Quando digo “quase ninguém”, me incluo fora disso, porque num país onde qualquer tragédia ou episódio de horror acaba virando meme, talvez eu não devesse mais me indignar com essa história do Belo. No entanto, nos últimos dias, não teve como desviar dos detalhes grotescos dessa separação, e o pior foi o choro falso do Belo em cima do palco num estádio estranhíssimo lotado aqui em São Paulo, logo no primeiro show da tal turnê de 30 anos do Soweto, que é outra cascata, porque o grupo também nunca ficou 30 anos reunido.

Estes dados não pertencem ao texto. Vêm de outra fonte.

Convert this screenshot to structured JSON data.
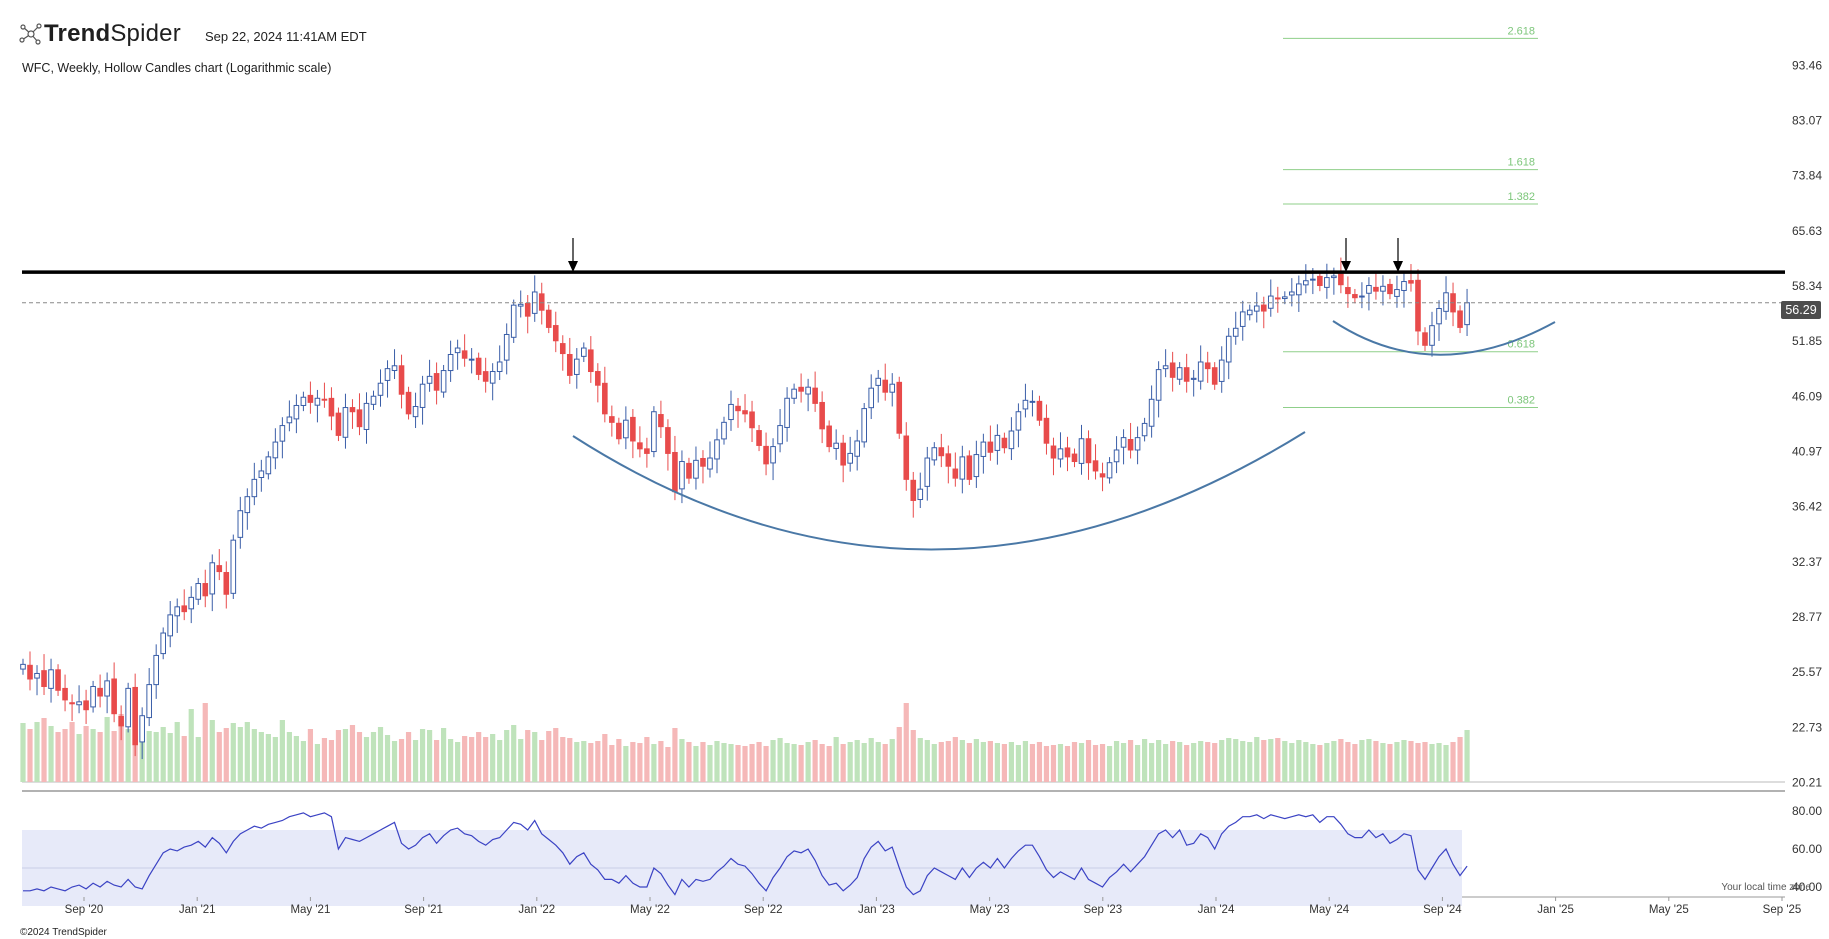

Foi uma cena que rodou a internet, convenientemente filmada e compartilhada, e depois explicada numa entrevista para o Multishow, claro, onde mais poderia ser? O Belo teve o disparate de dizer que só compareceu ao show no Allianz Park porque, abre aspas, “Ele ama o trabalho dele, né? Ele ama a arte e ele não deixaria de entregar isso pro público, ele, né? Que é o que ele faz desde criança, apesar de qualquer adversidade, apesar de qualquer coisa que ele esteja passando”, sério, é uma daquelas coisas que dá vontade de quebrar a TV. Uma picaretagem grotesca, o cara usando a…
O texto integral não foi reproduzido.